In the United States, the Centers for Disease Control and Prevention - or CDC - maintains a surveillance system which talks to doctors across the country every week. The doctors report what percentage of their patients that they have seen have symptoms of the flu. Then epidemiologists at the CDC combine all this data and are able to survey how widespread the flu is.
Meanwhile, Google software engineer Jeremy Ginsberg says Google noticed that during flu season, searches about the flu and its symptoms increased sharply. So he compared five years of Google's data with five years of data from the CDC.
"We compared this week by week, region by region, and we found that there are some themes which occur whenever flu season is popular," he says.
"Effectively, by counting and measuring how relatively popular these things are, we can make accurate estimates of how much flu there is in every state across the U.S.," Ginsberg says.
Not only did the Google data match that of the CDC's, but it tracked flu trends in a more timely manner.

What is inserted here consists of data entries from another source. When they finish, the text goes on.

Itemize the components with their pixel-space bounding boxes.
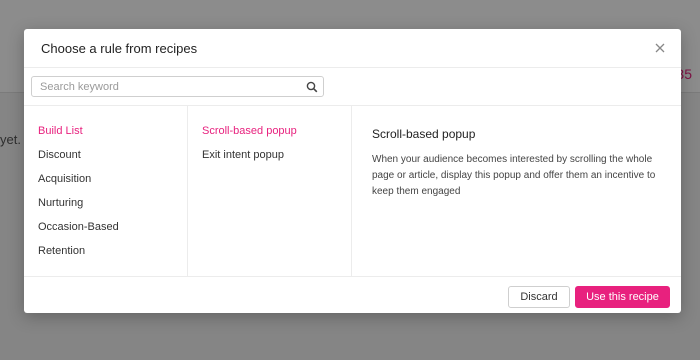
category-list-panel: Build List Discount Acquisition Nurturing Oc… (24, 106, 188, 276)
search-icon[interactable] (306, 80, 318, 93)
recipe-item[interactable]: Scroll-based popup (188, 119, 351, 143)
recipe-modal: Choose a rule from recipes Build ListDis… (24, 29, 681, 313)
category-item[interactable]: Occasion-Based (24, 215, 187, 239)
category-item[interactable]: Retention (24, 239, 187, 263)
recipe-detail-panel: Scroll-based popup When your audience be… (352, 106, 681, 276)
recipe-detail-description: When your audience becomes interested by… (372, 154, 656, 197)
search-box (31, 76, 324, 97)
discard-button[interactable]: Discard (508, 286, 570, 308)
category-list: Build List Discount Acquisition Nurturing Oc… (24, 106, 187, 263)
category-item[interactable]: Nurturing (24, 191, 187, 215)
search-input[interactable] (32, 77, 302, 96)
use-recipe-button[interactable]: Use this recipe (575, 286, 670, 308)
search-row (24, 68, 681, 106)
category-item[interactable]: Discount (24, 143, 187, 167)
recipe-list-panel: Scroll-based popup Exit intent popup (188, 106, 352, 276)
modal-footer: Discard Use this recipe (24, 276, 681, 314)
recipe-detail-title: Scroll-based popup (372, 127, 476, 141)
category-item[interactable]: Build List (24, 119, 187, 143)
recipe-item[interactable]: Exit intent popup (188, 143, 351, 167)
recipe-list: Scroll-based popup Exit intent popup (188, 106, 351, 167)
modal-header: Choose a rule from recipes (24, 29, 681, 68)
modal-title: Choose a rule from recipes (41, 41, 198, 56)
close-icon[interactable] (653, 41, 667, 55)
category-item[interactable]: Acquisition (24, 167, 187, 191)
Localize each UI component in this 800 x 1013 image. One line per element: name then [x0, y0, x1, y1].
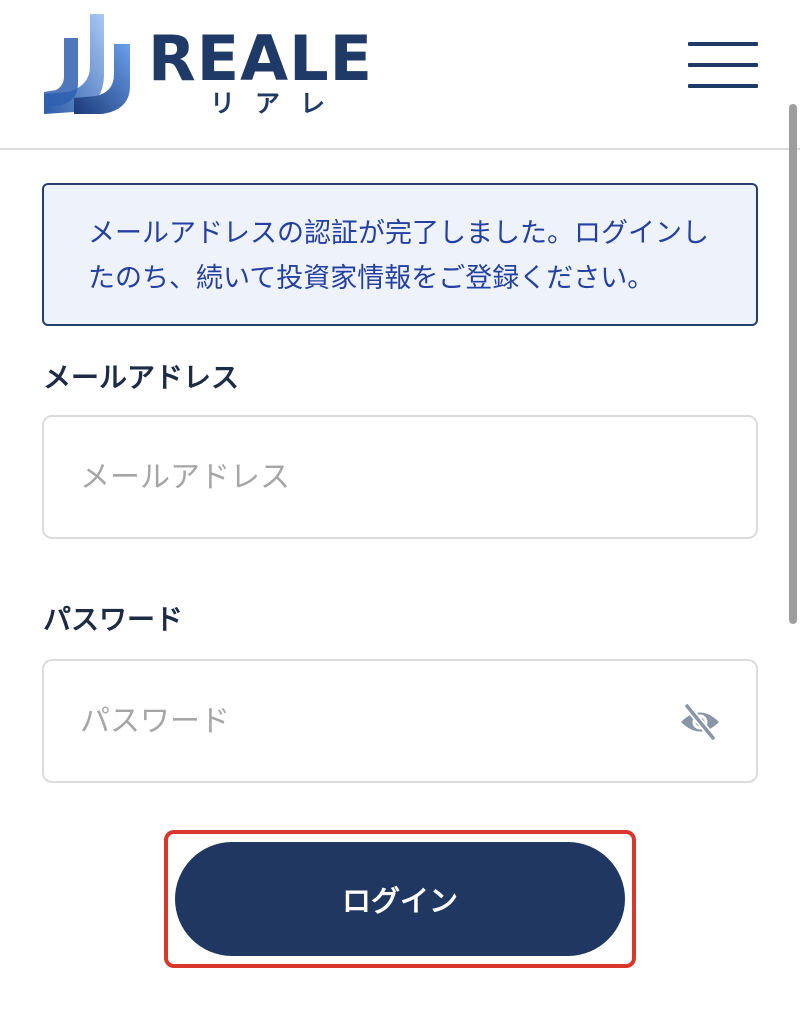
scrollbar[interactable]	[789, 104, 797, 624]
verification-notice: メールアドレスの認証が完了しました。ログインし たのち、続いて投資家情報をご登録く…	[42, 183, 758, 326]
logo-kana: リアレ	[210, 89, 346, 118]
logo-wordmark: REALE	[148, 22, 373, 95]
password-label: パスワード	[43, 603, 184, 636]
email-label: メールアドレス	[43, 361, 240, 394]
hamburger-menu-icon[interactable]	[688, 42, 758, 88]
menu-bar	[688, 42, 758, 46]
notice-message: メールアドレスの認証が完了しました。ログインし たのち、続いて投資家情報をご登録く…	[88, 211, 716, 301]
email-input[interactable]	[80, 417, 680, 537]
notice-line-1: メールアドレスの認証が完了しました。ログインし	[88, 218, 709, 249]
site-header: REALE リアレ	[0, 0, 800, 150]
eye-slash-icon[interactable]	[678, 703, 722, 741]
password-field-container	[42, 659, 758, 783]
notice-line-2: たのち、続いて投資家情報をご登録ください。	[88, 263, 655, 294]
menu-bar	[688, 84, 758, 88]
login-page: REALE リアレ メールアドレスの認証が完了しました。ログインし たのち、続いて…	[0, 0, 800, 1013]
password-input[interactable]	[80, 661, 680, 781]
email-field-container	[42, 415, 758, 539]
menu-bar	[688, 63, 758, 67]
reale-logo-mark-icon	[44, 14, 130, 114]
reale-logo[interactable]: REALE リアレ	[44, 14, 394, 124]
login-button[interactable]: ログイン	[175, 842, 625, 956]
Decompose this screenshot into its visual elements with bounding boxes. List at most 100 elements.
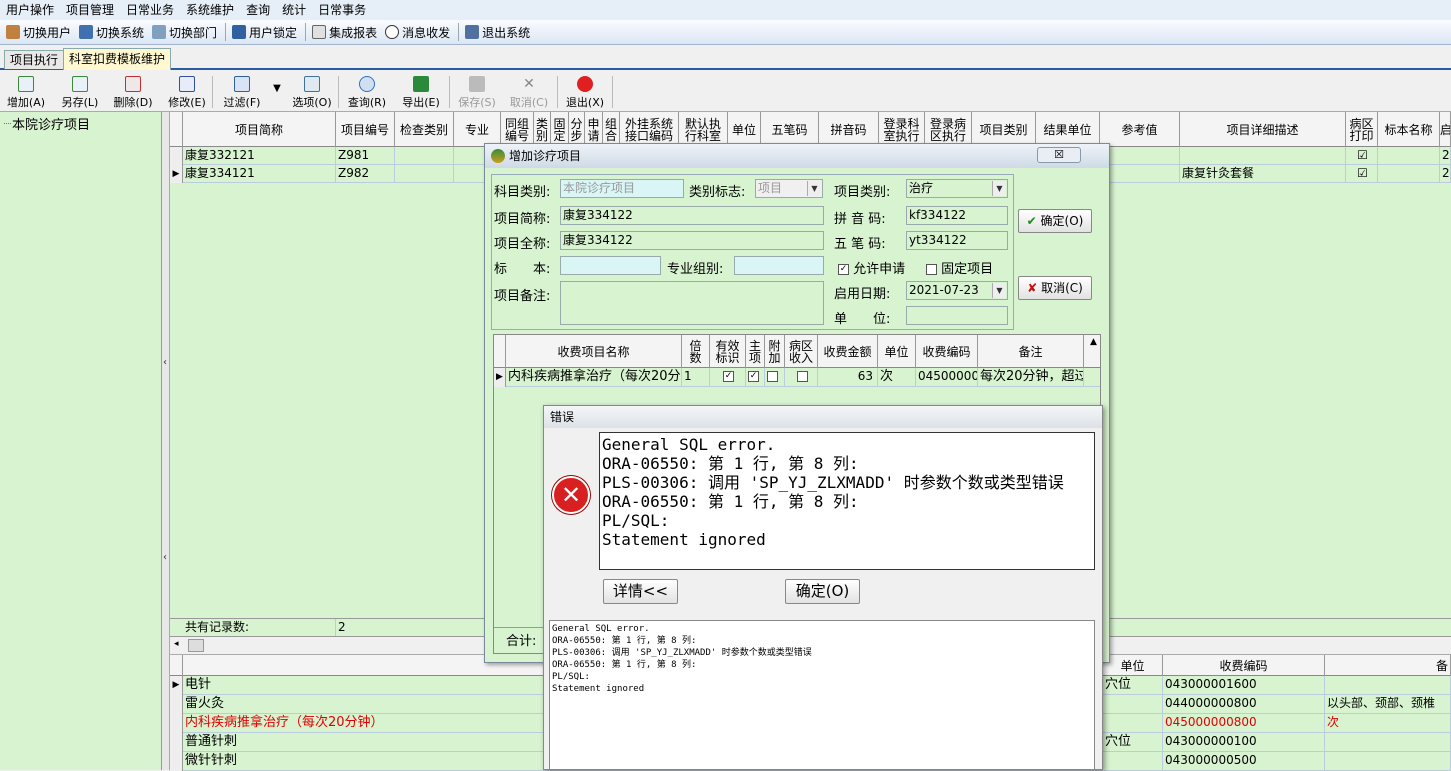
col-header[interactable]: 主项 (746, 335, 765, 368)
start-date-picker[interactable]: 2021-07-23 ▼ (906, 281, 1008, 300)
details-button[interactable]: 详情<< (603, 579, 678, 604)
error-ok-button[interactable]: 确定(O) (785, 579, 860, 604)
export-button[interactable]: 导出(E) (399, 76, 443, 110)
col-header[interactable]: 单位 (878, 335, 916, 368)
menu-statistics[interactable]: 统计 (276, 0, 312, 20)
col-header[interactable]: 检查类别 (395, 112, 454, 147)
specimen-input[interactable] (560, 256, 661, 275)
menu-system-maint[interactable]: 系统维护 (180, 0, 240, 20)
menu-user-ops[interactable]: 用户操作 (0, 0, 60, 20)
col-header[interactable]: 启 (1440, 112, 1451, 147)
cancel-button[interactable]: ✕ 取消(C) (507, 76, 551, 110)
chevron-down-icon[interactable]: ▼ (992, 181, 1006, 196)
col-header[interactable]: 分步 (569, 112, 585, 147)
checkbox-unchecked[interactable] (926, 264, 937, 275)
dialog-close-button[interactable]: ☒ (1037, 147, 1081, 163)
scroll-thumb[interactable] (188, 639, 204, 652)
cancel-button[interactable]: ✘ 取消(C) (1018, 276, 1092, 300)
remark-textarea[interactable] (560, 281, 824, 325)
col-header[interactable]: 备注 (978, 335, 1084, 368)
messages-button[interactable]: 消息收发 (385, 24, 450, 41)
col-header[interactable]: 收费项目名称 (506, 335, 682, 368)
delete-button[interactable]: 删除(D) (111, 76, 155, 110)
col-header[interactable]: 附加 (765, 335, 785, 368)
checkbox-checked[interactable]: ✓ (838, 264, 849, 275)
cell-extra-checkbox[interactable] (765, 368, 785, 386)
tab-item-execution[interactable]: 项目执行 (4, 50, 65, 69)
col-header[interactable]: 外挂系统接口编码 (620, 112, 679, 147)
collapse-left-icon[interactable]: ‹ (163, 357, 167, 368)
col-header[interactable]: 收费编码 (1163, 655, 1325, 676)
menu-daily-business[interactable]: 日常业务 (120, 0, 180, 20)
chevron-down-icon[interactable]: ▼ (807, 181, 821, 196)
group-input[interactable] (734, 256, 824, 275)
col-header[interactable]: 登录科室执行 (879, 112, 925, 147)
pinyin-input[interactable]: kf334122 (906, 206, 1008, 225)
scroll-left-icon[interactable]: ◂ (174, 639, 179, 649)
col-header[interactable]: 病区收入 (785, 335, 818, 368)
col-header[interactable]: 单位 (728, 112, 761, 147)
col-header[interactable]: 项目编号 (336, 112, 395, 147)
exit-button[interactable]: 退出(X) (563, 76, 607, 110)
col-header[interactable]: 固定 (551, 112, 569, 147)
col-header[interactable]: 收费金额 (818, 335, 878, 368)
col-header[interactable]: 结果单位 (1036, 112, 1100, 147)
subject-type-field[interactable]: 本院诊疗项目 (560, 179, 684, 198)
col-header[interactable]: 登录病区执行 (925, 112, 972, 147)
col-header[interactable]: 有效标识 (710, 335, 746, 368)
add-button[interactable]: 增加(A) (4, 76, 48, 110)
fixed-item-checkbox[interactable]: 固定项目 (926, 258, 993, 277)
table-row[interactable]: ▶ 内科疾病推拿治疗（每次20分 1 ✓ ✓ 63 次 04500000( 每次… (494, 368, 1100, 387)
user-lock-button[interactable]: 用户锁定 (232, 24, 297, 41)
col-header[interactable]: 申请 (585, 112, 603, 147)
type-flag-select[interactable]: 项目 ▼ (755, 179, 823, 198)
switch-user-button[interactable]: 切换用户 (6, 24, 71, 41)
tab-dept-charge-template[interactable]: 科室扣费模板维护 (63, 48, 172, 70)
col-header[interactable]: 标本名称 (1378, 112, 1440, 147)
wubi-input[interactable]: yt334122 (906, 231, 1008, 250)
save-button[interactable]: 保存(S) (455, 76, 499, 110)
checkbox-checked[interactable]: ✓ (748, 371, 759, 382)
cell-print-checkbox[interactable]: ☑ (1346, 147, 1378, 165)
col-header[interactable]: 项目详细描述 (1180, 112, 1346, 147)
full-name-input[interactable]: 康复334122 (560, 231, 824, 250)
filter-button[interactable]: 过滤(F) (219, 76, 265, 110)
col-header[interactable]: 默认执行科室 (679, 112, 728, 147)
col-header[interactable]: 组合 (603, 112, 620, 147)
tree-node-root[interactable]: 本院诊疗项目 (3, 114, 90, 133)
col-header[interactable]: 收费编码 (916, 335, 978, 368)
col-header[interactable]: 倍数 (682, 335, 710, 368)
col-header[interactable]: 单位 (1103, 655, 1163, 676)
col-header[interactable]: 项目简称 (183, 112, 336, 147)
col-header[interactable]: 同组编号 (501, 112, 534, 147)
checkbox-checked[interactable]: ✓ (723, 371, 734, 382)
checkbox-unchecked[interactable] (767, 371, 778, 382)
col-header[interactable]: 类别 (534, 112, 551, 147)
options-button[interactable]: 选项(O) (290, 76, 334, 110)
query-button[interactable]: 查询(R) (345, 76, 389, 110)
filter-dropdown-arrow[interactable]: ▼ (270, 76, 284, 110)
col-header[interactable]: 专业 (454, 112, 501, 147)
unit-input[interactable] (906, 306, 1008, 325)
menu-query[interactable]: 查询 (240, 0, 276, 20)
menu-item-mgmt[interactable]: 项目管理 (60, 0, 120, 20)
col-header[interactable]: 拼音码 (819, 112, 879, 147)
checkbox-unchecked[interactable] (796, 371, 808, 382)
col-header[interactable]: 病区打印 (1346, 112, 1378, 147)
cell-ward-income-checkbox[interactable] (785, 368, 818, 386)
chevron-down-icon[interactable]: ▼ (992, 283, 1006, 298)
col-header[interactable]: 五笔码 (761, 112, 819, 147)
switch-system-button[interactable]: 切换系统 (79, 24, 144, 41)
menu-daily-affairs[interactable]: 日常事务 (312, 0, 372, 20)
save-as-button[interactable]: 另存(L) (58, 76, 102, 110)
exit-system-button[interactable]: 退出系统 (465, 24, 530, 41)
collapse-left-icon[interactable]: ‹ (163, 552, 167, 563)
switch-dept-button[interactable]: 切换部门 (152, 24, 217, 41)
report-button[interactable]: 集成报表 (312, 24, 377, 41)
cell-print-checkbox[interactable]: ☑ (1346, 165, 1378, 183)
col-header[interactable]: 备 (1325, 655, 1451, 676)
cell-main-checkbox[interactable]: ✓ (746, 368, 765, 386)
edit-button[interactable]: 修改(E) (165, 76, 209, 110)
allow-apply-checkbox[interactable]: ✓ 允许申请 (838, 258, 905, 277)
short-name-input[interactable]: 康复334122 (560, 206, 824, 225)
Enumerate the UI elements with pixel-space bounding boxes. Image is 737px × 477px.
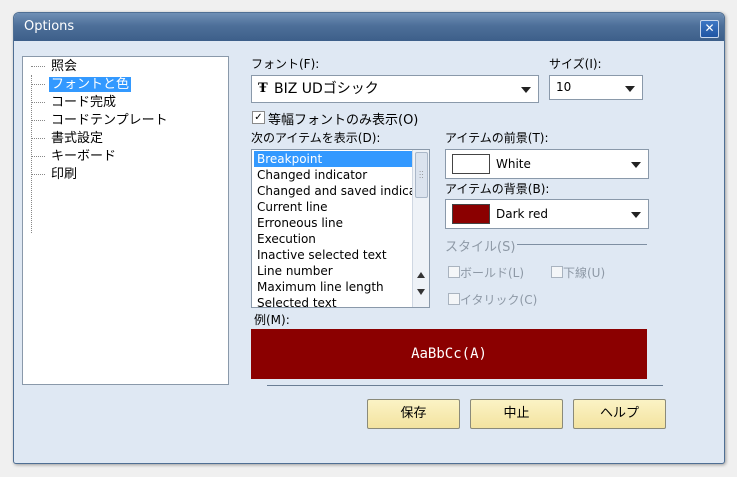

"It takes about a week or two for all of the doctor reports to trickle in. And so by the time they are collected, another week or two has passed," Ginsberg says. "Because we make our data available so quickly, we were able to detect the start of flu season one to two weeks before the CDC's own data."
Using this concept, Ginsberg and his co-workers created an application called Google Flu Trends. At www.google.org/flutrends, Americans can see whether lots of people in their communities are searching for information about the flu - and get a clue as to whether influenza has come to town.
Ginsberg says Google plans to gather U.S. data for a year or two. Then he wants to expand the application to help predict flu trends in other countries, too.